The strains of a piano floated through the condo when I opened the door twenty minutes later. I wasn’t sure Will would still be home, but my luck held. He was dressed in light blue pajama bottoms and one of my old Orioles T-shirts. He had a somewhat tragic case of bedhead, but fuck me, I thought he looked sexier than ever. I couldn’t figure out what it was about this guy that had me in knots. I couldn’t breathe around him sometimes. He was so damn beautiful to me. His soulful smile and calm demeanor kept me grounded in the best possible ways. I had a tendency to fly without checking my safety gear, but Will was always a step ahead of me.
I tiptoed toward him, standing just out of his vision. I watched his reflection in the windows as he leaned into his instrument with his eyes closed. His brown hair fell into his eyes. I itched to move the strands aside and kiss him. I caught my own reflection and grinned at the picture we made. My longish hair, dark jeans and the leather jacket that hid my inked arms screamed rock and roll. Or maybe “get a job”. I didn’t look like the kind of guy Will would fall for any more than he looked like my type. We were a mystery in many ways. But not in the ways that counted.

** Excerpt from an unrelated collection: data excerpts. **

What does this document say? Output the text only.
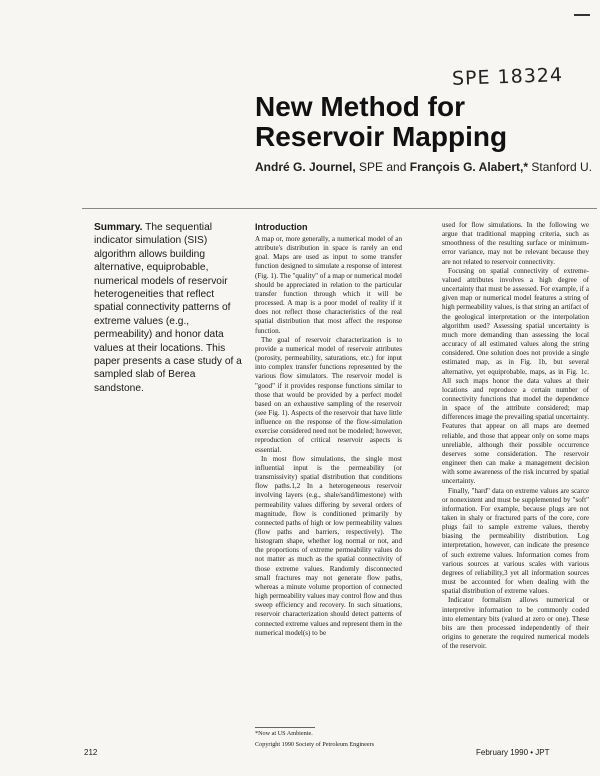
SPE 18324
New Method for Reservoir Mapping
André G. Journel, SPE and François G. Alabert,* Stanford U.

Summary. The sequential indicator simulation (SIS) algorithm allows building alternative, equiprobable, numerical models of reservoir heterogeneities that reflect spatial connectivity patterns of extreme values (e.g., permeability) and honor data values at their locations. This paper presents a case study of a sampled slab of Berea sandstone.

Introduction

A map or, more generally, a numerical model of an attribute's distribution in space is rarely an end goal. Maps are used as input to some transfer function designed to simulate a response of interest (Fig. 1). The "quality" of a map or numerical model should be appreciated in relation to the particular transfer function through which it will be processed. A map is a poor model of reality if it does not reflect those characteristics of the real spatial distribution that most affect the response function.

The goal of reservoir characterization is to provide a numerical model of reservoir attributes (porosity, permeability, saturations, etc.) for input into complex transfer functions represented by the various flow simulators. The reservoir model is "good" if it provides response functions similar to those that would be provided by a perfect model based on an exhaustive sampling of the reservoir (see Fig. 1). Aspects of the reservoir that have little influence on the response of the flow-simulation exercise considered need not be modeled; however, reproduction of critical reservoir aspects is essential.

In most flow simulations, the single most influential input is the permeability (or transmissivity) spatial distribution that conditions flow paths.1,2 In a heterogeneous reservoir involving layers (e.g., shale/sand/limestone) with permeability values differing by several orders of magnitude, flow is conditioned primarily by connected paths of high or low permeability values (flow paths and barriers, respectively). The histogram shape, whether log normal or not, and the proportions of extreme permeability values do not matter as much as the spatial connectivity of those extreme values. Randomly disconnected small fractures may not generate flow paths, whereas a minute volume proportion of connected high permeability values may control flow and thus sweep efficiency and recovery. In such situations, reservoir characterization should detect patterns of connected extreme values and represent them in the numerical model(s) to be

used for flow simulations. In the following we argue that traditional mapping criteria, such as smoothness of the resulting surface or minimum-error variance, may not be relevant because they are not related to reservoir connectivity.

Focusing on spatial connectivity of extreme-valued attributes involves a high degree of uncertainty that must be assessed. For example, if a given map or numerical model features a string of high permeability values, is that string an artifact of the geological interpretation or the interpolation algorithm used? Assessing spatial uncertainty is much more demanding than assessing the local accuracy of all estimated values along the string considered. One solution does not provide a single estimated map, as in Fig. 1b, but several alternative, yet equiprobable, maps, as in Fig. 1c. All such maps honor the data values at their locations and reproduce a certain number of connectivity functions that model the dependence in space of the attribute considered; map differences image the prevailing spatial uncertainty. Features that appear on all maps are deemed reliable, and those that appear only on some maps unreliable, although their possible occurrence deserves some consideration. The reservoir engineer then can make a management decision with some awareness of the risk incurred by spatial uncertainty.

Finally, "hard" data on extreme values are scarce or nonexistent and must be supplemented by "soft" information. For example, because plugs are not taken in shaly or fractured parts of the core, core plugs fail to sample extreme values, thereby biasing the permeability distribution. Log interpretation, however, can indicate the presence of such extreme values. Information comes from various sources at various scales with various degrees of reliability,3 yet all information sources must be accounted for when dealing with the spatial distribution of extreme values.

Indicator formalism allows numerical or interpretive information to be commonly coded into elementary bits (valued at zero or one). These bits are then processed independently of their origins to generate the required numerical models of the reservoir.

*Now at US Ambiente.
Copyright 1990 Society of Petroleum Engineers
212	February 1990 • JPT
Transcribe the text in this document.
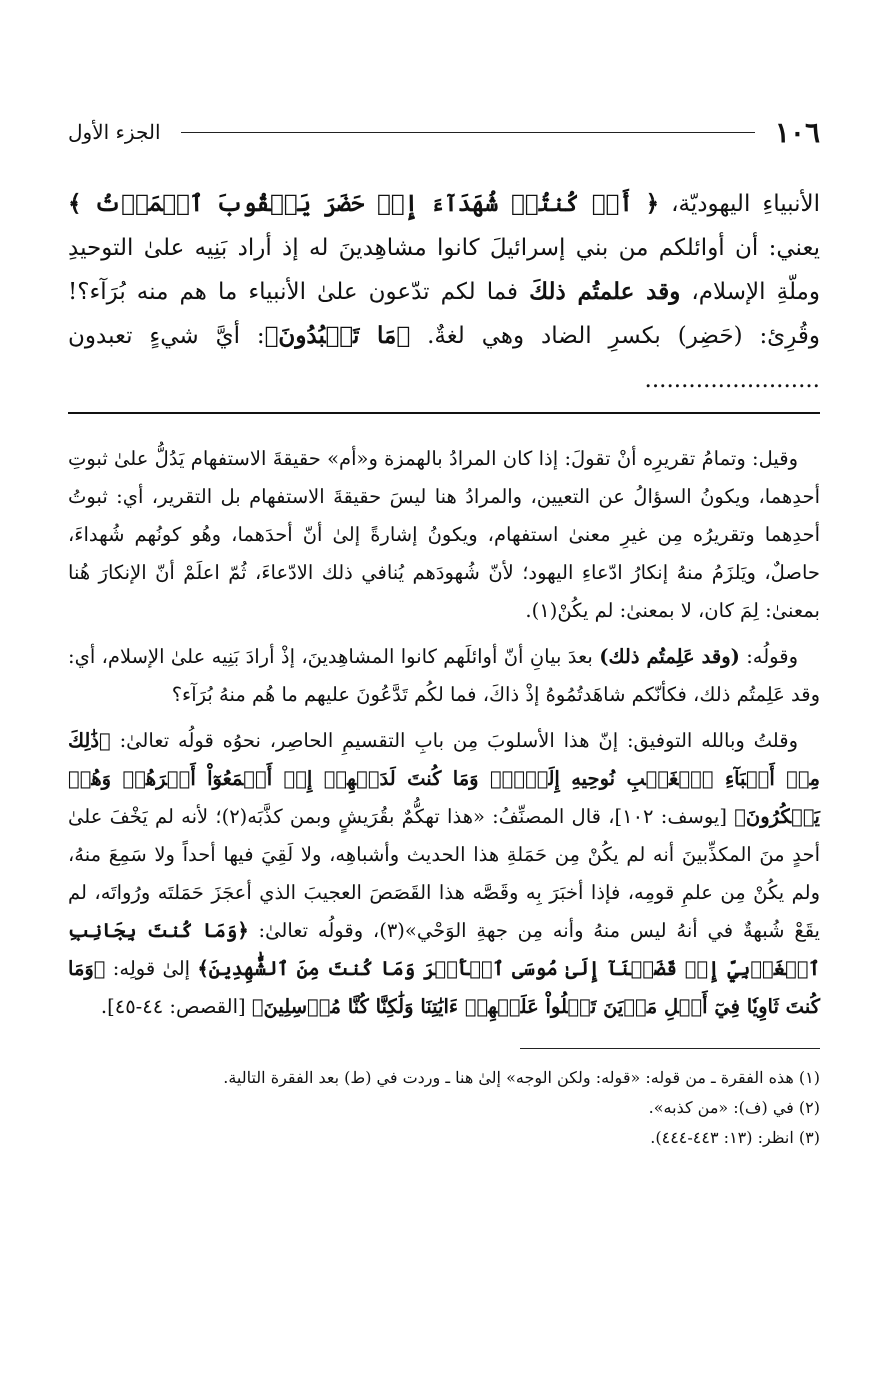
١٠٦
الجزء الأول
الأنبياءِ اليهوديّة، ﴿ أَمۡ كُنتُمۡ شُهَدَآءَ إِذۡ حَضَرَ يَعۡقُوبَ ٱلۡمَوۡتُ ﴾ يعني: أن أوائلكم من بني إسرائيلَ كانوا مشاهِدينَ له إذ أراد بَنِيه علىٰ التوحيدِ وملّةِ الإسلام، وقد علمتُم ذلكَ فما لكم تدّعون علىٰ الأنبياء ما هم منه بُرَآء؟! وقُرِئ: (حَضِر) بكسرِ الضاد وهي لغةٌ. ﴿مَا تَعۡبُدُونَ﴾: أيَّ شيءٍ تعبدون ........................

وقيل: وتمامُ تقريرِه أنْ تقولَ: إذا كان المرادُ بالهمزة و«أم» حقيقةَ الاستفهام يَدُلُّ علىٰ ثبوتِ أحدِهما، ويكونُ السؤالُ عن التعيين، والمرادُ هنا ليسَ حقيقةَ الاستفهام بل التقرير، أي: ثبوتُ أحدِهما وتقريرُه مِن غيرِ معنىٰ استفهام، ويكونُ إشارةً إلىٰ أنّ أحدَهما، وهُو كونُهم شُهداءَ، حاصلٌ، ويَلزَمُ منهُ إنكارُ ادّعاءِ اليهود؛ لأنّ شُهودَهم يُنافي ذلك الادّعاءَ، ثُمّ اعلَمْ أنّ الإنكارَ هُنا بمعنىٰ: لِمَ كان، لا بمعنىٰ: لم يكُنْ(١).

وقولُه: (وقد عَلِمتُم ذلك) بعدَ بيانِ أنّ أوائلَهم كانوا المشاهِدينَ، إذْ أرادَ بَنِيه علىٰ الإسلام، أي: وقد عَلِمتُم ذلك، فكأنّكم شاهَدتُمُوهُ إذْ ذاكَ، فما لكُم تَدَّعُونَ عليهم ما هُم منهُ بُرَآء؟

وقلتُ وبالله التوفيق: إنّ هذا الأسلوبَ مِن بابِ التقسيمِ الحاصِر، نحوُه قولُه تعالىٰ: ﴿ذَٰلِكَ مِنۡ أَنۢبَآءِ ٱلۡغَيۡبِ نُوحِيهِ إِلَيۡكَۖ وَمَا كُنتَ لَدَيۡهِمۡ إِذۡ أَجۡمَعُوٓاْ أَمۡرَهُمۡ وَهُمۡ يَمۡكُرُونَ﴾ [يوسف: ١٠٢]، قال المصنِّفُ: «هذا تهكُّمٌ بقُرَيشٍ وبمن كذَّبَه(٢)؛ لأنه لم يَخْفَ علىٰ أحدٍ منَ المكذِّبينَ أنه لم يكُنْ مِن حَمَلةِ هذا الحديث وأشباهِه، ولا لَقِيَ فيها أحداً ولا سَمِعَ منهُ، ولم يكُنْ مِن علمِ قومِه، فإذا أخبَرَ بِه وقَصَّه هذا القَصَصَ العجيبَ الذي أعجَزَ حَمَلتَه ورُواتَه، لم يقَعْ شُبهةٌ في أنهُ ليس منهُ وأنه مِن جهةِ الوَحْي»(٣)، وقولُه تعالىٰ: ﴿وَمَا كُنتَ بِجَانِبِ ٱلۡغَرۡبِيِّ إِذۡ قَضَيۡنَآ إِلَىٰ مُوسَى ٱلۡأَمۡرَ وَمَا كُنتَ مِنَ ٱلشَّٰهِدِينَ﴾ إلىٰ قولِه: ﴿وَمَا كُنتَ ثَاوِيٗا فِيٓ أَهۡلِ مَدۡيَنَ تَتۡلُواْ عَلَيۡهِمۡ ءَايَٰتِنَا وَلَٰكِنَّا كُنَّا مُرۡسِلِينَ﴾ [القصص: ٤٤-٤٥].

(١) هذه الفقرة ـ من قوله: «قوله: ولكن الوجه» إلىٰ هنا ـ وردت في (ط) بعد الفقرة التالية.
(٢) في (ف): «من كذبه».
(٣) انظر: (١٣: ٤٤٣-٤٤٤).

“You know I can see you, right?”
I chuckled softly before moving to stand behind him. He leaned back into my touch as I massaged his shoulders. I bent to nuzzle his chin, slipping one hand under his tee and resting the other to cup his semi-hard dick. Yeah, it was good to know I wasn’t alone in this, I mused as I pushed the elastic out of the way to palm him. He stopped playing and groaned, lifting his hips slightly as I curled my fingers around his girth.
“Baby, I need you. Bed. Now.” I unbuckled my belt and fumbled with my zipper. “I need to be inside you and—”
“We can’t,” he whispered. He stilled my roving hand and swallowed hard, before gesturing toward the kitchen.
I furrowed my brow and stroked a little harder. A haze of lust and longing made it difficult for me to see straight now. I must have misheard him. “Yes, we can. I wanna fuck you, Will. I need—”
“If you don’t stop, I’m going to faint. Which would probably work for you two. You can stay right where you are and do the nasty while I lay here completely oblivious. If I’m lucky, I’ll come to in time to catch the end of the show.”
I spun around to confront the intruder sitting on a barstool at the kitchen island.
“Benny! Jesus, you almost gave me a fuck heart attack! What the hell are you doing here?”
“I’m hanging out with my best friend, William, who was about to get dressed and come fabric shopping with me.” He slid off the stool and sauntered toward us, brushing his blue tinged bangs aside in a curiously elegant manner. “Somehow I think he just got a better offer.”